# Helping To Stop Asian Carp



## Intimidator (Nov 25, 2008)

Due to the identification of the Asian Carp in our local river systems....We have received the OK, from reliable Sources at the ODNR, asking us to spread the word to all MINNOW or BAITFISH fishermen that when they are finished...ALL UNUSED MINNOWS or BAITFISH SHOULD BE DUMPED ON THE GROUND AND NOT BE PUT BACK INTO ANY RESERVOIR, LAKE, RIVER, OR STREAM!

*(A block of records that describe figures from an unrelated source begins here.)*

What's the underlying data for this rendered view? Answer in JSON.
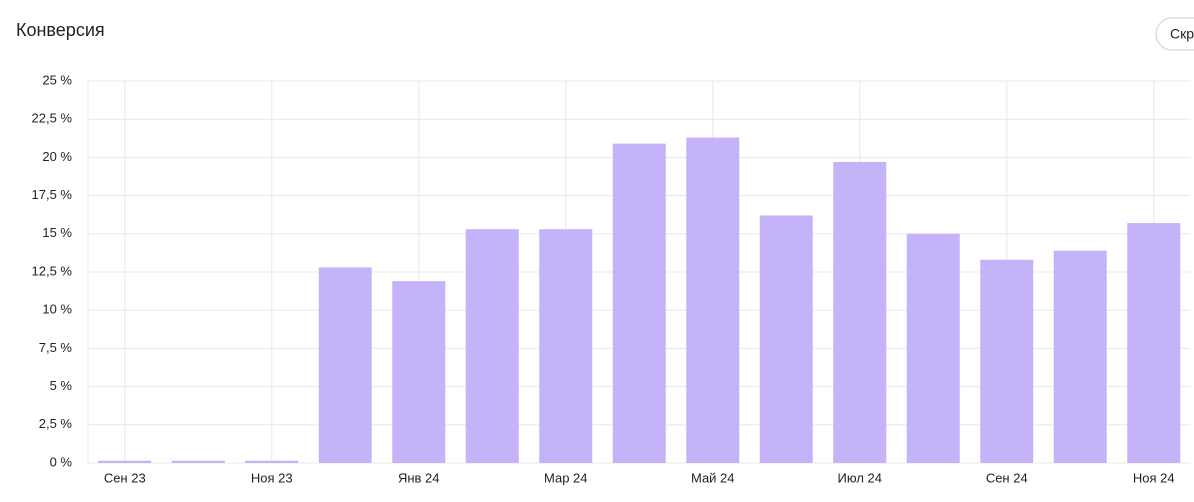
{
  "chart_data": {
    "type": "bar",
    "title": "Конверсия",
    "categories": [
      "Сен 23",
      null,
      "Ноя 23",
      null,
      "Янв 24",
      null,
      "Мар 24",
      null,
      "Май 24",
      null,
      "Июл 24",
      null,
      "Сен 24",
      null,
      "Ноя 24"
    ],
    "values": [
      0.15,
      0.15,
      0.15,
      12.8,
      11.9,
      15.3,
      15.3,
      20.9,
      21.3,
      16.2,
      19.7,
      15.0,
      13.3,
      13.9,
      15.7
    ],
    "color": "#c4b3f9",
    "ylim": [
      0,
      25
    ],
    "yticks": [
      {
        "value": 0,
        "label": "0 %"
      },
      {
        "value": 2.5,
        "label": "2,5 %"
      },
      {
        "value": 5,
        "label": "5 %"
      },
      {
        "value": 7.5,
        "label": "7,5 %"
      },
      {
        "value": 10,
        "label": "10 %"
      },
      {
        "value": 12.5,
        "label": "12,5 %"
      },
      {
        "value": 15,
        "label": "15 %"
      },
      {
        "value": 17.5,
        "label": "17,5 %"
      },
      {
        "value": 20,
        "label": "20 %"
      },
      {
        "value": 22.5,
        "label": "22,5 %"
      },
      {
        "value": 25,
        "label": "25 %"
      }
    ],
    "grid": true
  },
  "controls": {
    "hide_button": "Скр"
  }
}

Asian carp fry now can be caught along with other bait in areas of the OHIO River and up into river feeders...for the untrained eye, the Asian fry can look similar to regular fatheads, bluntnose, etc...as a precaution, Please do not take chances, just dump the bait and leave them to die, or for birds or other animals to eat....if you do see anything suspicious, save the bait, and notify the ODNR, local Warden, or Park Management!
Thanks for the help and spread the word!


----------



## Fish G3 (Jul 16, 2008)

Thanks for spreading the word....We'll soon be in for a treat unless we take these precautions. Once they spread we have no hope.


----------



## barmstro (Sep 1, 2013)

Good to know


----------



## REEL GRIP (Jan 11, 2013)

Scary thought!!!!


----------